E noi dobbiamo chiedere a Cristo uno sguardo ed un cuore come il suo, di una profondità e una tenerezza inimmaginabile!

PROSSIMITA’ è AZIONE EDUCATIVA

I valori morali non vanno solo enunciati. Chiedono di essere concretamente sperimentati e assimilati in un cammino educativo, che ne riveli l’austera bellezza e l’intensa umanità contro le tentazioni della pigrizia, della stanchezza, dell’egoismo, dell’incomprensione da parte degli altri. Occorre che le comunità cristiane si impegnino, a vari livelli e con tutti gli strumenti possibili, a una seria e organica opera di educazione dei giovani ai valori morali. E proprio la graduale introduzione alle opere della carità può essere il momento più cruciale e fecondo di questa educazione. [Lettera Pastorale Del Card. P. Carlo Maria Martini (1986-1987)]

PROSSIMITA’ è NON AVERE FRETTA

Molto spesso la fretta e la superficialità caratterizzano l’incontro col prossimo. Nella parabola del buon samaritano la fretta del sacerdote e del levita nasconde probabilmente la paura di impegnarsi, la paura del fare.

Se ci fermiamo accanto a un povero derubato e bastonato, non si sa cosa potrà accadere: ci vuole tempo e pazienza, bisogna essere pronti a tutti, soprattutto a dare senza riserve e particolari condizioni. Se non siamo disposti a questo, lasciamo spazio alla paura, e passiamo oltre.
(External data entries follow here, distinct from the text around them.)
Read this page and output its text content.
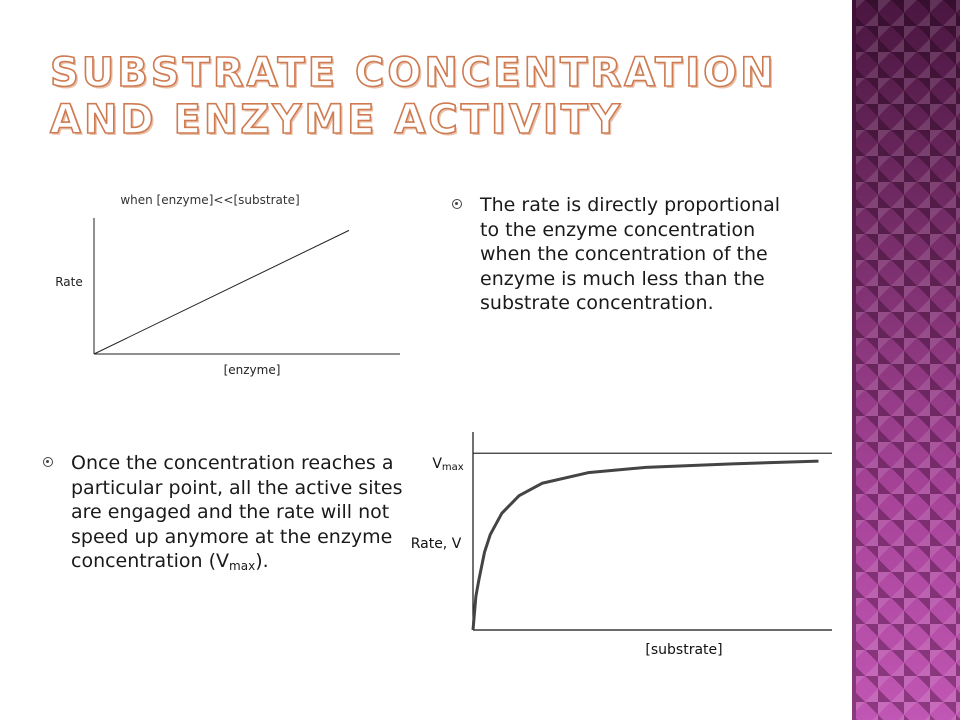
SUBSTRATE CONCENTRATION AND ENZYME ACTIVITY
when [enzyme]<<[substrate]
Rate
[enzyme]
The rate is directly proportional to the enzyme concentration when the concentration of the enzyme is much less than the substrate concentration.
Once the concentration reaches a particular point, all the active sites are engaged and the rate will not speed up anymore at the enzyme concentration $(V_{max})$.
Rate, V
[substrate]
Vmax
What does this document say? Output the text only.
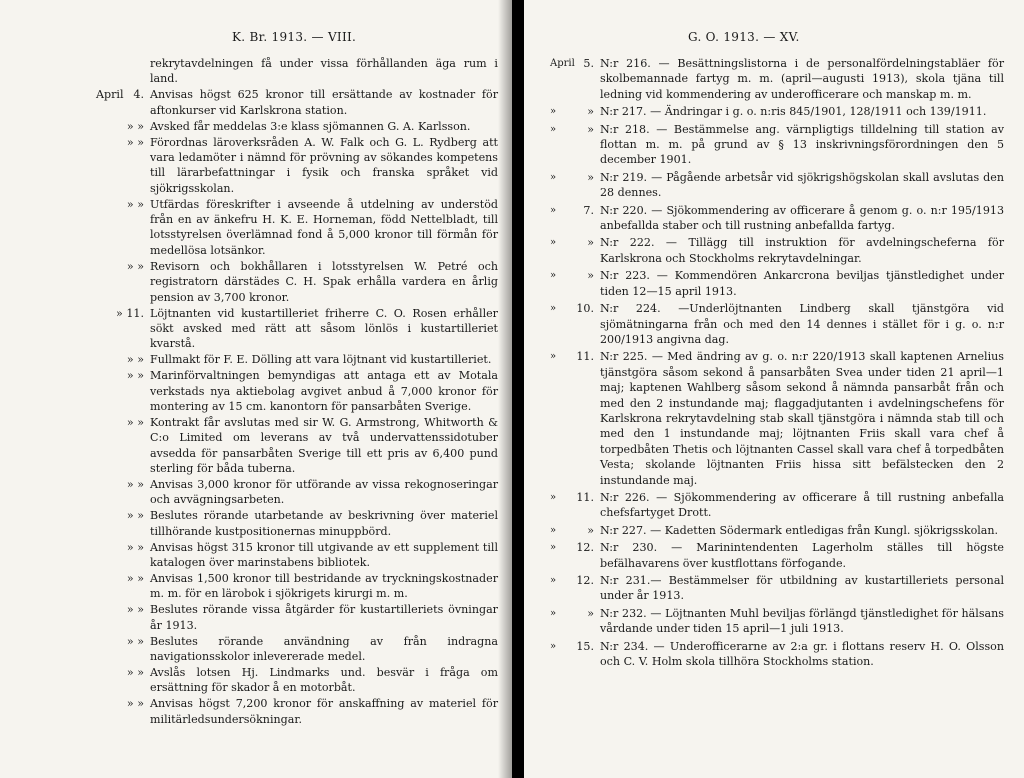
K. Br. 1913. — VIII.
rekrytavdelningen få under vissa förhållanden äga rum i land.
April 4. Anvisas högst 625 kronor till ersättande av kostnader för aftonkurser vid Karlskrona station.
» » Avsked får meddelas 3:e klass sjömannen G. A. Karlsson.
» » Förordnas läroverksråden A. W. Falk och G. L. Rydberg att vara ledamöter i nämnd för prövning av sökandes kompetens till lärarbefattningar i fysik och franska språket vid sjökrigsskolan.
» » Utfärdas föreskrifter i avseende å utdelning av understöd från en av änkefru H. K. E. Horneman, född Nettelbladt, till lotsstyrelsen överlämnad fond å 5,000 kronor till förmån för medellösa lotsänkor.
» » Revisorn och bokhållaren i lotsstyrelsen W. Petré och registratorn därstädes C. H. Spak erhålla vardera en årlig pension av 3,700 kronor.
» 11. Löjtnanten vid kustartilleriet friherre C. O. Rosen erhåller sökt avsked med rätt att såsom lönlös i kustartilleriet kvarstå.
» » Fullmakt för F. E. Dölling att vara löjtnant vid kustartilleriet.
» » Marinförvaltningen bemyndigas att antaga ett av Motala verkstads nya aktiebolag avgivet anbud å 7,000 kronor för montering av 15 cm. kanontorn för pansarbåten Sverige.
» » Kontrakt får avslutas med sir W. G. Armstrong, Whitworth & C:o Limited om leverans av två undervattenssidotuber avsedda för pansarbåten Sverige till ett pris av 6,400 pund sterling för båda tuberna.
» » Anvisas 3,000 kronor för utförande av vissa rekognoseringar och avvägningsarbeten.
» » Beslutes rörande utarbetande av beskrivning över materiel tillhörande kustpositionernas minuppbörd.
» » Anvisas högst 315 kronor till utgivande av ett supplement till katalogen över marinstabens bibliotek.
» » Anvisas 1,500 kronor till bestridande av tryckningskostnader m. m. för en lärobok i sjökrigets kirurgi m. m.
» » Beslutes rörande vissa åtgärder för kustartilleriets övningar år 1913.
» » Beslutes rörande användning av från indragna navigationsskolor inlevererade medel.
» » Avslås lotsen Hj. Lindmarks und. besvär i fråga om ersättning för skador å en motorbåt.
» » Anvisas högst 7,200 kronor för anskaffning av materiel för militärledsundersökningar.
G. O. 1913. — XV.
April 5. N:r 216. — Besättningslistorna i de personalfördelningstabläer för skolbemannade fartyg m. m. (april—augusti 1913), skola tjäna till ledning vid kommendering av underofficerare och manskap m. m.
»	» N:r 217. — Ändringar i g. o. n:ris 845/1901, 128/1911 och 139/1911.
»	» N:r 218. — Bestämmelse ang. värnpligtigs tilldelning till station av flottan m. m. på grund av § 13 inskrivningsförordningen den 5 december 1901.
»	» N:r 219. — Pågående arbetsår vid sjökrigshögskolan skall avslutas den 28 dennes.
»	7. N:r 220. — Sjökommendering av officerare å genom g. o. n:r 195/1913 anbefallda staber och till rustning anbefallda fartyg.
»	» N:r 222. — Tillägg till instruktion för avdelningscheferna för Karlskrona och Stockholms rekrytavdelningar.
»	» N:r 223. — Kommendören Ankarcrona beviljas tjänstledighet under tiden 12—15 april 1913.
»	10. N:r 224. —Underlöjtnanten Lindberg skall tjänstgöra vid sjömätningarna från och med den 14 dennes i stället för i g. o. n:r 200/1913 angivna dag.
»	11. N:r 225. — Med ändring av g. o. n:r 220/1913 skall kaptenen Arnelius tjänstgöra såsom sekond å pansarbåten Svea under tiden 21 april—1 maj; kaptenen Wahlberg såsom sekond å nämnda pansarbåt från och med den 2 instundande maj; flaggadjutanten i avdelningschefens för Karlskrona rekrytavdelning stab skall tjänstgöra i nämnda stab till och med den 1 instundande maj; löjtnanten Friis skall vara chef å torpedbåten Thetis och löjtnanten Cassel skall vara chef å torpedbåten Vesta; skolande löjtnanten Friis hissa sitt befälstecken den 2 instundande maj.
»	11. N:r 226. — Sjökommendering av officerare å till rustning anbefalla chefsfartyget Drott.
»	» N:r 227. — Kadetten Södermark entledigas från Kungl. sjökrigsskolan.
»	12. N:r 230. — Marinintendenten Lagerholm ställes till högste befälhavarens över kustflottans förfogande.
»	12. N:r 231.— Bestämmelser för utbildning av kustartilleriets personal under år 1913.
»	» N:r 232. — Löjtnanten Muhl beviljas förlängd tjänstledighet för hälsans vårdande under tiden 15 april—1 juli 1913.
»	15. N:r 234. — Underofficerarne av 2:a gr. i flottans reserv H. O. Olsson och C. V. Holm skola tillhöra Stockholms station.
In questo tempo, amare con pazienza il prossimo, significa anche non limitarsi a un intervento personale, ma cercare realmente e risanare le condizioni economiche, sociali, politiche di quella povertà e dell’ingiustizia, ognuno con il suo piccolo ma fondamentale contributo.
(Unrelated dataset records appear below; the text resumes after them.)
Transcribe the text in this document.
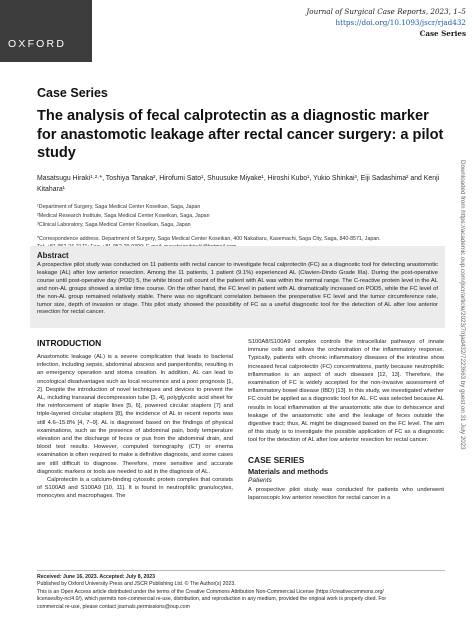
OXFORD
Journal of Surgical Case Reports, 2023, 1–5
https://doi.org/10.1093/jscr/rjad432
Case Series
Downloaded from https://academic.oup.com/jscr/article/2023/7/rjad432/7223663 by guest on 31 July 2023
Case Series
The analysis of fecal calprotectin as a diagnostic marker for anastomotic leakage after rectal cancer surgery: a pilot study
Masatsugu Hiraki¹·²·*, Toshiya Tanaka², Hirofumi Sato¹, Shuusuke Miyake¹, Hiroshi Kubo¹, Yukio Shinkai³, Eiji Sadashima² and Kenji Kitahara¹
¹Department of Surgery, Saga Medical Center Koseikan, Saga, Japan
²Medical Research Institute, Saga Medical Center Koseikan, Saga, Japan
³Clinical Laboratory, Saga Medical Center Koseikan, Saga, Japan
*Correspondence address. Department of Surgery, Saga Medical Center Koseikan, 400 Nakabaru, Kasemachi, Saga City, Saga, 840-8571, Japan.
Abstract

A prospective pilot study was conducted on 11 patients with rectal cancer to investigate fecal calprotectin (FC) as a diagnostic tool for detecting anastomotic leakage (AL) after low anterior resection. Among the 11 patients, 1 patient (9.1%) experienced AL (Clavien-Dindo Grade IIIa). During the post-operative course until post-operative day (POD) 5, the white blood cell count of the patient with AL was within the normal range. The C-reactive protein level in the AL and non-AL groups showed a similar time course. On the other hand, the FC level in patient with AL dramatically increased on POD5, while the FC level of the non-AL group remained relatively stable. There was no significant correlation between the preoperative FC level and the tumor circumference rate, tumor size, depth of invasion or stage. This pilot study showed the possibility of FC as a useful diagnostic tool for the detection of AL after low anterior resection for rectal cancer.

INTRODUCTION

Anastomotic leakage (AL) is a severe complication that leads to bacterial infection, including sepsis, abdominal abscess and panperitonitis, resulting in an emergency operation and stoma creation. In addition, AL can lead to oncological disadvantages such as local recurrence and a poor prognosis [1, 2]. Despite the introduction of novel techniques and devices to prevent the AL, including transanal decompression tube [3, 4], polyglycolic acid sheet for the reinforcement of staple lines [5, 6], powered circular staplers [7] and triple-layered circular staplers [8], the incidence of AL in recent reports was still 4.6–15.8% [4, 7–9]. AL is diagnosed based on the findings of physical examinations, such as the presence of abdominal pain, body temperature elevation and the discharge of feces or pus from the abdominal drain, and blood test results. However, computed tomography (CT) or enema examination is often required to make a definitive diagnosis, and some cases are still difficult to diagnose. Therefore, more sensitive and accurate diagnostic markers or tools are needed to aid in the diagnosis of AL.

Calprotectin is a calcium-binding cytosolic protein complex that consists of S100A8 and S100A9 [10, 11]. It is found in neutrophilic granulocytes, monocytes and macrophages. The

S100A8/S100A9 complex controls the intracellular pathways of innate immune cells and allows the orchestration of the inflammatory response. Typically, patients with chronic inflammatory diseases of the intestine show increased fecal calprotectin (FC) concentrations, partly because neutrophilic inflammation is an aspect of such diseases [12, 13]. Therefore, the examination of FC is widely accepted for the non-invasive assessment of inflammatory bowel disease (IBD) [13]. In this study, we investigated whether FC could be applied as a diagnostic tool for AL. FC was selected because AL results in local inflammation at the anastomotic site due to dehiscence and leakage of the anastomotic site and the leakage of feces outside the digestive tract; thus, AL might be diagnosed based on the FC level. The aim of this study is to investigate the possible application of FC as a diagnostic tool for the detection of AL after low anterior resection for rectal cancer.

CASE SERIES
Materials and methods
Patients

A prospective pilot study was conducted for patients who underwent laparoscopic low anterior resection for rectal cancer in a

Received: June 16, 2023. Accepted: July 8, 2023
Published by Oxford University Press and JSCR Publishing Ltd. © The Author(s) 2023.
This is an Open Access article distributed under the terms of the Creative Commons Attribution Non-Commercial License (https://creativecommons.org/
licenses/by-nc/4.0/), which permits non-commercial re-use, distribution, and reproduction in any medium, provided the original work is properly cited. For
commercial re-use, please contact journals.permissions@oup.com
PROSSIMITA’ è COMPRENSIONE E SILENZIO

Molto spesso ci capita di venire bloccati dalla nostra pigrizia. Quante volte i problemi degli altri ci sembrano più grandi di noi? E anche quando conosciamo le cose di cui un altro ha bisogno, la pigrizia frena il nostro agire. Situazioni come malattie gravi, situazioni socioeconomiche difficili, problemi psichici mettono spesso in bilico la quotidianità di tante persone. E in queste occasioni ci sembra di non riuscire davvero a fare niente. Ma dobbiamo smetterla di pensare di risolvere tutto, è questo che ci frena! La nostra prossimità è fatta di comprensione e di silenzio. La nostra prossimità è fatta di preghiera.

PROSSIMITA’ è FEDELTA’

Nella parabola del buon samaritano, chi si fa prossimo non presta solo soccorso al povero ma rivela la sua grande carità lasciando due denari e raccomandando al padrone dell’albergo: “Abbi cura di lui e quello che spenderai in più, lo pagherò io al mio ritorno”. Un gesto di prossimità diventa allora fedeltà a quell’uomo. Non lo abbandona, ma sa che può sempre aver bisogno di qualcosa.
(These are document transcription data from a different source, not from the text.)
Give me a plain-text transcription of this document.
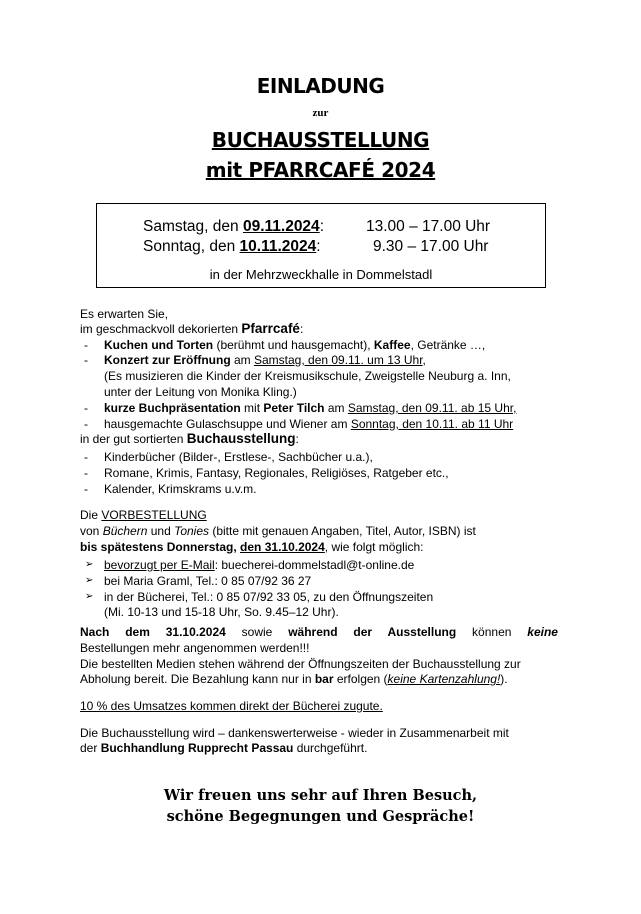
EINLADUNG
zur
BUCHAUSSTELLUNG
mit PFARRCAFÉ 2024
Samstag, den 09.11.2024:	13.00 – 17.00 Uhr
Sonntag, den 10.11.2024:	9.30 – 17.00 Uhr
in der Mehrzweckhalle in Dommelstadl
Es erwarten Sie,
im geschmackvoll dekorierten Pfarrcafé:
- Kuchen und Torten (berühmt und hausgemacht), Kaffee, Getränke …,
- Konzert zur Eröffnung am Samstag, den 09.11. um 13 Uhr,
(Es musizieren die Kinder der Kreismusikschule, Zweigstelle Neuburg a. Inn,
unter der Leitung von Monika Kling.)
- kurze Buchpräsentation mit Peter Tilch am Samstag, den 09.11. ab 15 Uhr,
- hausgemachte Gulaschsuppe und Wiener am Sonntag, den 10.11. ab 11 Uhr
in der gut sortierten Buchausstellung:
- Kinderbücher (Bilder-, Erstlese-, Sachbücher u.a.),
- Romane, Krimis, Fantasy, Regionales, Religiöses, Ratgeber etc.,
- Kalender, Krimskrams u.v.m.
Die VORBESTELLUNG
von Büchern und Tonies (bitte mit genauen Angaben, Titel, Autor, ISBN) ist
bis spätestens Donnerstag, den 31.10.2024, wie folgt möglich:
➢ bevorzugt per E-Mail: buecherei-dommelstadl@t-online.de
➢ bei Maria Graml, Tel.: 0 85 07/92 36 27
➢ in der Bücherei, Tel.: 0 85 07/92 33 05, zu den Öffnungszeiten
(Mi. 10-13 und 15-18 Uhr, So. 9.45–12 Uhr).
Nach dem 31.10.2024 sowie während der Ausstellung können keine
Bestellungen mehr angenommen werden!!!
Die bestellten Medien stehen während der Öffnungszeiten der Buchausstellung zur
Abholung bereit. Die Bezahlung kann nur in bar erfolgen (keine Kartenzahlung!).
10 % des Umsatzes kommen direkt der Bücherei zugute.
Die Buchausstellung wird – dankenswerterweise - wieder in Zusammenarbeit mit
der Buchhandlung Rupprecht Passau durchgeführt.
Wir freuen uns sehr auf Ihren Besuch,
schöne Begegnungen und Gespräche!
La prossimità richiede una disponibilità incondizionata, pronta a far fronte ai bisogni sempre nuovi dei fratelli.

PROSSIMITA’ è la CAPACITA’ di FARSI DOMANDE

Il Papa descrive i desideri che nascono nel cuore dei giovani dinanzi ai bisogni dell’umanità: “Quello che vedo sorgere in voi è una nuova consapevolezza della vostra responsabilità e una schietta sensibilità per i bisogni della comunità umana. Voi siete turbati dalle grandi ingiustizie che ci circondano. Voi soffrite, quando vedete largamente diffuse la fame e la denutrizione. Voi siete interessati allo stato dell’ambiente, oggi e per le generazioni future. Voi siete minacciati dalla disoccupazione, e molti di voi sono senza lavoro e senza la prospettiva di un impiego adeguato. Voi siete sconvolti dal grande numero di persone, che sono politicamente e spiritualmente oppresse e che non possono godere dell’esercizio dei loro diritti umani fondamentali sia come individui che come comunità“.

Il Papa descrive le situazioni che reclamano un gesto di prossimità. E allora, per essere prossimi bisogna avere il coraggio di porsi alcune domande. La più basilare e fondamentale: chi è il vostro Dio? Noi non possiamo definire la nostra nozione di uomo senza definire un Assoluto, una pienezza di verità, di bellezza, di bontà, da cui riconosciamo che sono guidate le nostre vite. Un essere umano, “immagine visibile del Dio invisibile”, non può rispondere alla domanda circa chi sia lui senza dichiarare al tempo stesso chi sia il suo Dio”.